SUBSTITUTED TRUSTEE:
A trustee appointed by the court (not named or provided for in the trust instrument) to serve in the place of the original trustee or of a prior trustee; to be distinguished from a successor trustee.

SUCCESSION:
The art or fact of a person’s becoming entitled to property of a deceased person, whether by operation of law upon his dying intestate or by taking under his Will.

SUCCESSION TAX:
(1) A tax upon the transmission of property by a deceased person, in which case it will be charged upon the whole estate, regardless of the manner in which it is to be distributed, in which case it is called a probate or estate tax. (2) The more common form of tax on the privilege of taking property by Will or by inheritance or by succession in any other form upon the death of the owner, and in such case it is imposed upon each legacy or distributive share of the estate as it is received. It is then usually called a legacy or succession tax.

SUCCESSIVE BENEFICIARIES:
(1) Beneficiaries who take one after another by succession. Thus, under a Will in which property is left to A for life, then to B for life, and then to C outright, B and C are successive beneficiaries. (2) The inheritance of property by descent or transmission to the next in a succession—as from parent to child and so on down the direct line.

SUCCESSOR TRUSTEE:
A trustee following the original or a prior trustee, the appointment of whom is provided for in the trust instrument; to be distinguished from a substituted trustee.

SUPERFUND:
Popular name for the Comprehensive Environmental Response Compensation and Liability Act ("CERCLA"), the primary federal environmental liability law.

SUPPLEMENTAL AGREEMENT:
An amendment to an agreement setting forth additional terms to the agreement.

SURCHARGE (noun):
An amount which the fiduciary is required by court decree to make good because of negligence or other failure of duty. The term is also used as a verb; as, the court surcharged the trustee.

SURETY:
An individual or a company that, at the request of another, usually called the principal, agrees to be responsible for the performance of some act in favor of a third person in the event that the principal fails to perform as agreed; as the surety on an administrator’s or a guardian’s bond.

SURETY BOND:
A bond or guarantee usually given by a bonding company to answer for the debt, default, or miscarriage of another.

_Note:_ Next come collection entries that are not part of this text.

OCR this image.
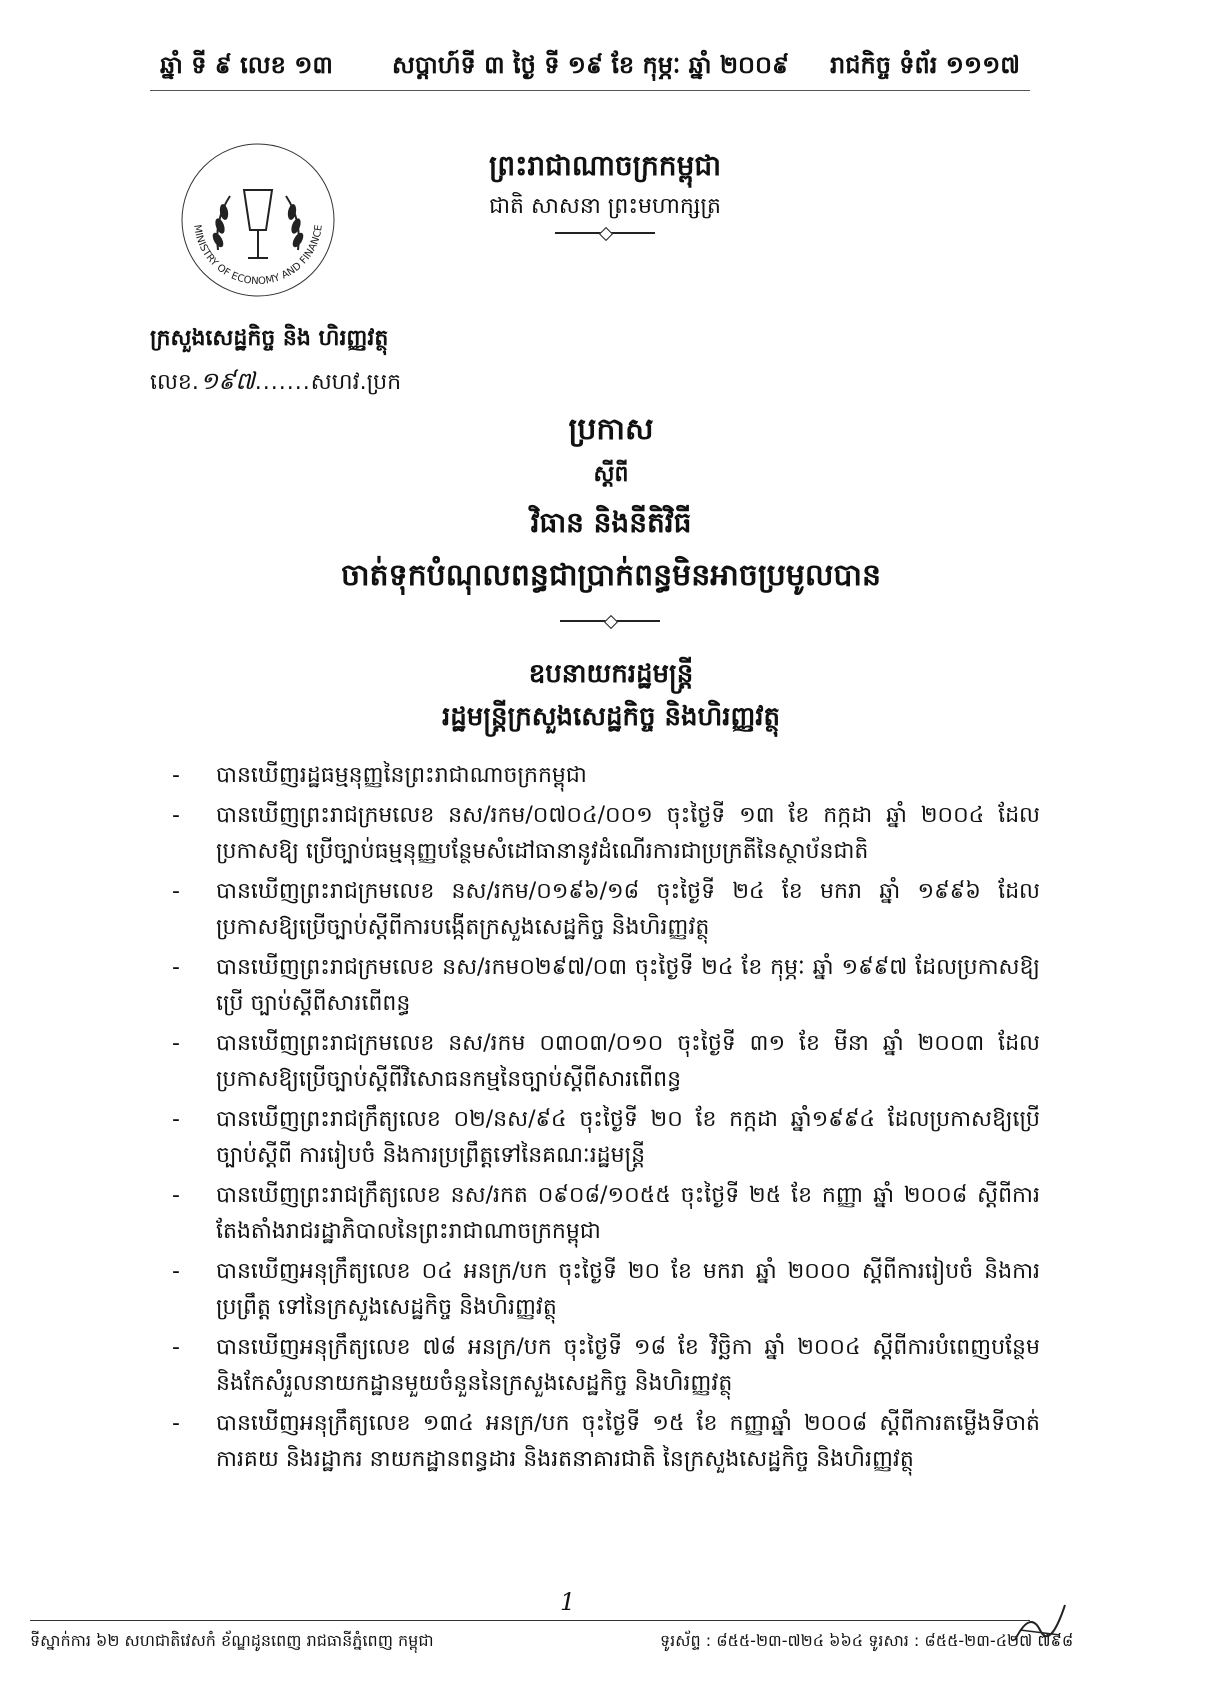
ឆ្នាំ ទី ៩ លេខ ១៣ សប្តាហ៍ទី ៣ ថ្ងៃ ទី ១៩ ខែ កុម្ភៈ ឆ្នាំ ២០០៩ រាជកិច្ច ទំព័រ ១១១៧
ព្រះរាជាណាចក្រកម្ពុជា
ជាតិ សាសនា ព្រះមហាក្សត្រ
MINISTRY OF ECONOMY AND FINANCE
ក្រសួងសេដ្ឋកិច្ច និង ហិរញ្ញវត្ថុ
លេខ.១៩៧.......សហវ.ប្រក
ប្រកាស
ស្តីពី
វិធាន និងនីតិវិធី
ចាត់ទុកបំណុលពន្ធជាប្រាក់ពន្ធមិនអាចប្រមូលបាន
ឧបនាយករដ្ឋមន្ត្រី
រដ្ឋមន្ត្រីក្រសួងសេដ្ឋកិច្ច និងហិរញ្ញវត្ថុ
- បានឃើញរដ្ឋធម្មនុញ្ញនៃព្រះរាជាណាចក្រកម្ពុជា
- បានឃើញព្រះរាជក្រមលេខ នស/រកម/០៧០៤/០០១ ចុះថ្ងៃទី ១៣ ខែ កក្កដា ឆ្នាំ ២០០៤ ដែលប្រកាសឱ្យ ប្រើច្បាប់ធម្មនុញ្ញបន្ថែមសំដៅធានានូវដំណើរការជាប្រក្រតីនៃស្ថាប័នជាតិ
- បានឃើញព្រះរាជក្រមលេខ នស/រកម/០១៩៦/១៨ ចុះថ្ងៃទី ២៤ ខែ មករា ឆ្នាំ ១៩៩៦ ដែលប្រកាសឱ្យប្រើច្បាប់ស្តីពីការបង្កើតក្រសួងសេដ្ឋកិច្ច និងហិរញ្ញវត្ថុ
- បានឃើញព្រះរាជក្រមលេខ នស/រកម០២៩៧/០៣ ចុះថ្ងៃទី ២៤ ខែ កុម្ភៈ ឆ្នាំ ១៩៩៧ ដែលប្រកាសឱ្យប្រើ ច្បាប់ស្តីពីសារពើពន្ធ
- បានឃើញព្រះរាជក្រមលេខ នស/រកម ០៣០៣/០១០ ចុះថ្ងៃទី ៣១ ខែ មីនា ឆ្នាំ ២០០៣ ដែលប្រកាសឱ្យប្រើច្បាប់ស្តីពីវិសោធនកម្មនៃច្បាប់ស្តីពីសារពើពន្ធ
- បានឃើញព្រះរាជក្រឹត្យលេខ ០២/នស/៩៤ ចុះថ្ងៃទី ២០ ខែ កក្កដា ឆ្នាំ១៩៩៤ ដែលប្រកាសឱ្យប្រើច្បាប់ស្តីពី ការរៀបចំ និងការប្រព្រឹត្តទៅនៃគណៈរដ្ឋមន្ត្រី
- បានឃើញព្រះរាជក្រឹត្យលេខ នស/រកត ០៩០៨/១០៥៥ ចុះថ្ងៃទី ២៥ ខែ កញ្ញា ឆ្នាំ ២០០៨ ស្តីពីការតែងតាំងរាជរដ្ឋាភិបាលនៃព្រះរាជាណាចក្រកម្ពុជា
- បានឃើញអនុក្រឹត្យលេខ ០៤ អនក្រ/បក ចុះថ្ងៃទី ២០ ខែ មករា ឆ្នាំ ២០០០ ស្តីពីការរៀបចំ និងការប្រព្រឹត្ត ទៅនៃក្រសួងសេដ្ឋកិច្ច និងហិរញ្ញវត្ថុ
- បានឃើញអនុក្រឹត្យលេខ ៧៨ អនក្រ/បក ចុះថ្ងៃទី ១៨ ខែ វិច្ឆិកា ឆ្នាំ ២០០៤ ស្តីពីការបំពេញបន្ថែម និងកែសំរួលនាយកដ្ឋានមួយចំនួននៃក្រសួងសេដ្ឋកិច្ច និងហិរញ្ញវត្ថុ
- បានឃើញអនុក្រឹត្យលេខ ១៣៤ អនក្រ/បក ចុះថ្ងៃទី ១៥ ខែ កញ្ញាឆ្នាំ ២០០៨ ស្តីពីការតម្លើងទីចាត់ការគយ និងរដ្ឋាករ នាយកដ្ឋានពន្ធដារ និងរតនាគារជាតិ នៃក្រសួងសេដ្ឋកិច្ច និងហិរញ្ញវត្ថុ
1
ទីស្នាក់ការ ៦២ សហជាតិវេសកំ ខ័ណ្ឌដូនពេញ រាជធានីភ្នំពេញ កម្ពុជា	ទូរស័ព្ទ : ៨៥៥-២៣-៧២៤ ៦៦៤ ទូរសារ : ៨៥៥-២៣-៤២៧ ៧៩៨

The surety (company) binds itself to pay if the obligor shall default in his obligation.

SURPLUS:
(1) The part of the accumulated profits of a corporation which has not been capitalized. (2) The balance of income in a trust which, at the end of the fiscal year, may be paid to the beneficiary.

SYNDICATE:
A group of investment dealers organized for the purpose of distributing a new issue of securities.